Sea trout

  • Carpet
  • Märta Måås-Fjetterström
  • 2006

Märta Måås-Fjetterström AB is a high-end manufacturer of carpets, using mainly the rölakan flat-weave technique. The company is based in Båstad, south Sweden, since their start in 1919. For generations MMF’s skilled weavers have handwoven their wool carpets, each one taking an average of three months to complete.

The company is well known in Sweden and among connoisseurs throughout the world. Not surprisingly, their carpets sell at high prices both new and as modern antiquities at auction houses.

Märta Måås Fjetterström (1873-1941) was a designer and the founder of the company. During her lifetime she herself designed nearly all of the carpets in the catalogue, over 700. And most of these carpets are still possible to order new. But, apart from some one-off designs by contemporary artists, no new designs have ever been commissioned from outside. It was challenging, flattering and a bit out of the ordinary to be the first designers to be asked.

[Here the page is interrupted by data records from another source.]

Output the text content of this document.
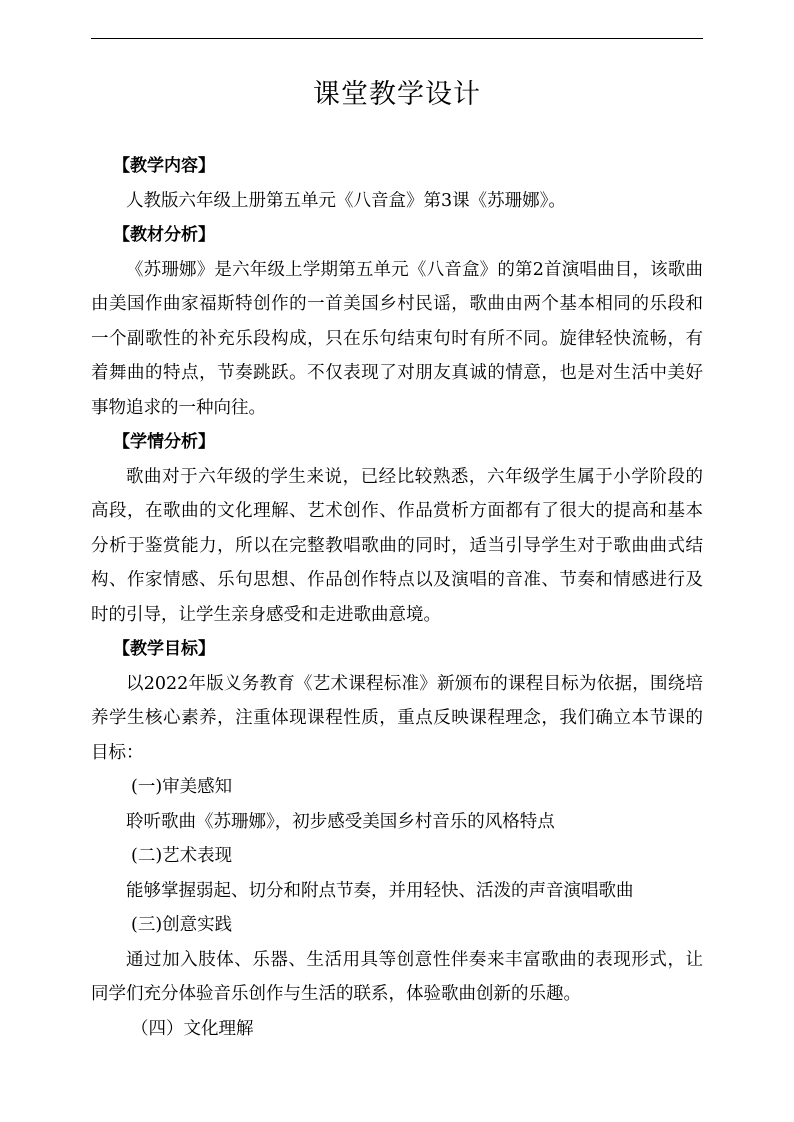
课堂教学设计

【教学内容】

人教版六年级上册第五单元《八音盒》第3课《苏珊娜》。

【教材分析】

《苏珊娜》是六年级上学期第五单元《八音盒》的第2首演唱曲目，该歌曲由美国作曲家福斯特创作的一首美国乡村民谣，歌曲由两个基本相同的乐段和一个副歌性的补充乐段构成，只在乐句结束句时有所不同。旋律轻快流畅，有着舞曲的特点，节奏跳跃。不仅表现了对朋友真诚的情意，也是对生活中美好事物追求的一种向往。

【学情分析】

歌曲对于六年级的学生来说，已经比较熟悉，六年级学生属于小学阶段的高段，在歌曲的文化理解、艺术创作、作品赏析方面都有了很大的提高和基本分析于鉴赏能力，所以在完整教唱歌曲的同时，适当引导学生对于歌曲曲式结构、作家情感、乐句思想、作品创作特点以及演唱的音准、节奏和情感进行及时的引导，让学生亲身感受和走进歌曲意境。

【教学目标】

以2022年版义务教育《艺术课程标准》新颁布的课程目标为依据，围绕培养学生核心素养，注重体现课程性质，重点反映课程理念，我们确立本节课的目标：

(一)审美感知

聆听歌曲《苏珊娜》，初步感受美国乡村音乐的风格特点

(二)艺术表现

能够掌握弱起、切分和附点节奏，并用轻快、活泼的声音演唱歌曲

(三)创意实践

通过加入肢体、乐器、生活用具等创意性伴奏来丰富歌曲的表现形式，让同学们充分体验音乐创作与生活的联系，体验歌曲创新的乐趣。

（四）文化理解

We were to design three new carpets. But should they follow three different themes? Or should we design one each? We chose to design them together, three different but based on the same theme.

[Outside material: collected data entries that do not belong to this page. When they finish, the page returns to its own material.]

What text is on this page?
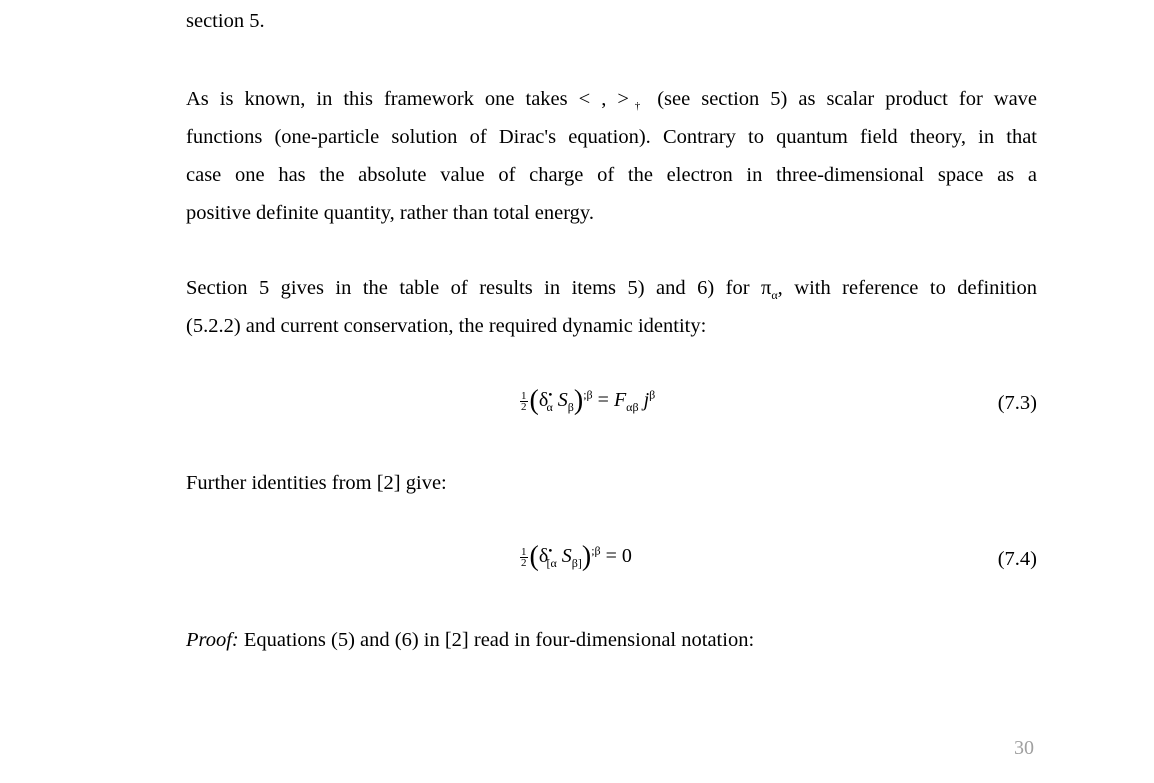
section 5.
As is known, in this framework one takes < , >† (see section 5) as scalar product for wave
functions (one-particle solution of Dirac's equation). Contrary to quantum field theory, in that
case one has the absolute value of charge of the electron in three-dimensional space as a
positive definite quantity, rather than total energy.
Section 5 gives in the table of results in items 5) and 6) for $\pi_\alpha$, with reference to definition
(5.2.2) and current conservation, the required dynamic identity:
$\frac{1}{2} (\delta^•_\alpha$ $S_\beta)^{;\beta} = F_{\alpha\beta}$ $j^\beta$	(7.3)
Further identities from [2] give:
$\frac{1}{2} (\delta^•_{[\alpha}$ $S_{\beta]})^{;\beta} = 0$	(7.4)
Proof: Equations (5) and (6) in [2] read in four-dimensional notation:
30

The rölakan technique creates a sort of pixellation of squares and rectangles, not unlike the geometry of a game of tetris, but of course invented long before computers. We wanted to bring in something contemporary that would go well with the old technique. And we found the inspiration in computer-generated spectrograms.

The spectrogram is a graphic image of a composed sound. The different frequencies’ energy contents over a certain time are represented by pixels on a two-dimensional surface.

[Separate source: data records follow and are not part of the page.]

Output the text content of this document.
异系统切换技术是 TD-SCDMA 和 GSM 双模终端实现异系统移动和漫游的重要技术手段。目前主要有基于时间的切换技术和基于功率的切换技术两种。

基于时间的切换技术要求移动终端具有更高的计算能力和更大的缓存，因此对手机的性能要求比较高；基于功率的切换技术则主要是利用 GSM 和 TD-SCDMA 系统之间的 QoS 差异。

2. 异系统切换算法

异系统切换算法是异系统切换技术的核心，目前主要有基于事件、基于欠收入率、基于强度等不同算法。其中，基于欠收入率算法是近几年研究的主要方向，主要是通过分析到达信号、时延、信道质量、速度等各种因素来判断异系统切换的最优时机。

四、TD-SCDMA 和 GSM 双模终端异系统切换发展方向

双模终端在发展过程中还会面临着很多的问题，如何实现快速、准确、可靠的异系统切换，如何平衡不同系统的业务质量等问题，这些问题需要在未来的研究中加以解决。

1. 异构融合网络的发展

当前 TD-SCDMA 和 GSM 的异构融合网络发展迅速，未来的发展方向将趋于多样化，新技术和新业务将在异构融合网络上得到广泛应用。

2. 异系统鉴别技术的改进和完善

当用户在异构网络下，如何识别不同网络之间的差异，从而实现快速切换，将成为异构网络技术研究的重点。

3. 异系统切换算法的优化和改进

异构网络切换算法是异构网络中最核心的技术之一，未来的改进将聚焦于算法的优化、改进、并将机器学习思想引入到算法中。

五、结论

The three different carpets that we proposed are actually interpretations of the spectrograms of the sounds of: a sea trout, broadband and a satellite landing on a planet.

The spectrogram is the result of calculating the frequency spectrum of windowed frames of a compound signal. It is a three-dimensional plot of the energy of the frequency content of a signal as it changes over time.

Spectrograms are used to identify phonetic sounds, to analyse the cries of animals, and in the fields of music, sonar/radar, speech processing, etc.